Publicado em 9/04/2008 as 12:00am

Agente de imigração fantasiado de negro gera polêmica

A principal responsável pelas questões de imigração no governo dos Estados Unidos ordenou a destruição de fotos de uma festa de Halloween realizada em um escritório da organização, na qual um funcionário branco da agência aparecia fantasiado de presidiári

 

A principal responsável pelas questões de imigração no governo dos Estados Unidos ordenou a destruição de fotos de uma festa de Halloween realizada em um escritório da organização, na qual um funcionário branco da agência aparecia fantasiado de presidiário negro, de acordo com o relatório de uma investigação do Congresso divulgado na terça-feira.

Os assessores da bancada democrata no Comitê de Segurança Interna da Câmara dos Deputados informaram que Julie Myers, secretária assistente de imigração e alfândega no Departamento de Segurança Interna do Governo Federal, ordenou que as fotos fossem apagadas de uma câmera digital, em um "esforço coordenado para ocultar" seu papel na entrega de um dos prêmios por melhor fantasia ao funcionário em questão.

O relatório afirma que Myers pode ter agido para acobertar o acontecido com o objetivo de não ameaçar sua confirmação no posto pelo Senado. Na época do incidente, ela estava exercendo as funções interinamente, à espera de que o Senado a aprovasse.

Kelly Nantel, porta-voz da agência, confirmou na terça-feira que Myers havia ordenado que as fotos fossem apagadas, mas disse que o havia feito ao compreender que a fantasia era indevida e poderia ser considerada ofensiva caso a imagem chegasse a alguma das publicações da agência.

Mas Nantel, diz Myers, depois de compreender tardiamente que a fantasia era ofensiva, não tentou encobrir o fato de que o incidente ocorreu.

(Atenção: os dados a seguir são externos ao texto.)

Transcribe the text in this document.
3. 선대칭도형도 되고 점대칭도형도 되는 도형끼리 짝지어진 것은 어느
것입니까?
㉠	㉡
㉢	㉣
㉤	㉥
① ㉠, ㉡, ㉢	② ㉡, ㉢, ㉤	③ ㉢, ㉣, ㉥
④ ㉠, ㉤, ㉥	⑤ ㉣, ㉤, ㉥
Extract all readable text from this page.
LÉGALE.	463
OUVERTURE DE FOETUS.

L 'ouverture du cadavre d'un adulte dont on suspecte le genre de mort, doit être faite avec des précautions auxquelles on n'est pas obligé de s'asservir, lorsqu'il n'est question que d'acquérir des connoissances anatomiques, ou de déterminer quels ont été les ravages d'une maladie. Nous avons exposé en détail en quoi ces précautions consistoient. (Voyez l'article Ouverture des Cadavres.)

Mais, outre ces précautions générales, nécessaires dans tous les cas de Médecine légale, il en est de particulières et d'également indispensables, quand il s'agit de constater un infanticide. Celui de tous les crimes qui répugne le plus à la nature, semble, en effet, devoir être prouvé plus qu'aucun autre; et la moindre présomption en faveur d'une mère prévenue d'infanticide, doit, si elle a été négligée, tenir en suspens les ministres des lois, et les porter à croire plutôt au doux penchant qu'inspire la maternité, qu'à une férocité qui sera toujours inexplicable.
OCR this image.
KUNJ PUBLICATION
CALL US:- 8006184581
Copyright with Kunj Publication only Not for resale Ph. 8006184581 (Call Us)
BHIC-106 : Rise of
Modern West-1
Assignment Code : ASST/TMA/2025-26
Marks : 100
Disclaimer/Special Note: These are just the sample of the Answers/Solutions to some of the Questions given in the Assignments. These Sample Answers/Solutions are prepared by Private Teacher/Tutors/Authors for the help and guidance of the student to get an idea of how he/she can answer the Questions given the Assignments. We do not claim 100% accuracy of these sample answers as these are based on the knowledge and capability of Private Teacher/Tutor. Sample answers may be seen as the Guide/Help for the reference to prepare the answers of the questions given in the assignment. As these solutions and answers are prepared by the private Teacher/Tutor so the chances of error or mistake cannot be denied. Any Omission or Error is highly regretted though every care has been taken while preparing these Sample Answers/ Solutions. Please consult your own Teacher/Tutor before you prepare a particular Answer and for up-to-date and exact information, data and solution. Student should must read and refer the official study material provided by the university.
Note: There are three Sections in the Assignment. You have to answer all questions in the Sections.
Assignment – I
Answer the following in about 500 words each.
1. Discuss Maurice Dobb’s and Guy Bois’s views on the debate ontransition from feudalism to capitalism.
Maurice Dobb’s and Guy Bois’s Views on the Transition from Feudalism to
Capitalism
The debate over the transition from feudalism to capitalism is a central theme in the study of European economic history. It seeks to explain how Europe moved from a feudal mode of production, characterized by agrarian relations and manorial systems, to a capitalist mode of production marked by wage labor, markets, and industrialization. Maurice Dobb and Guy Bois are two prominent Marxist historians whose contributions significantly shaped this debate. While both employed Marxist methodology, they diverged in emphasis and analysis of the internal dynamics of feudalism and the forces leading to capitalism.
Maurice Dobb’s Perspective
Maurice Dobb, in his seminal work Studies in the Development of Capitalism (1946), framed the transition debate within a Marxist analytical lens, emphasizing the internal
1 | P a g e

Ela enviou uma mensagem a todos os funcionários da agência, dois dias mais tarde, reconhecendo que "algumas das fantasias eram impróprias".

"Sugerir que ela tenha de alguma maneira coordenado o acobertamento do incidente é absolutamente falso", afirmou Nantel.

Reportagens sobre a fantasia ofensiva foram veiculadas pela primeira vez no ano passado, depois que um funcionário que compareceu a uma festa na sede da agência apresentou queixa ao comitê legislativo que fiscaliza o departamento.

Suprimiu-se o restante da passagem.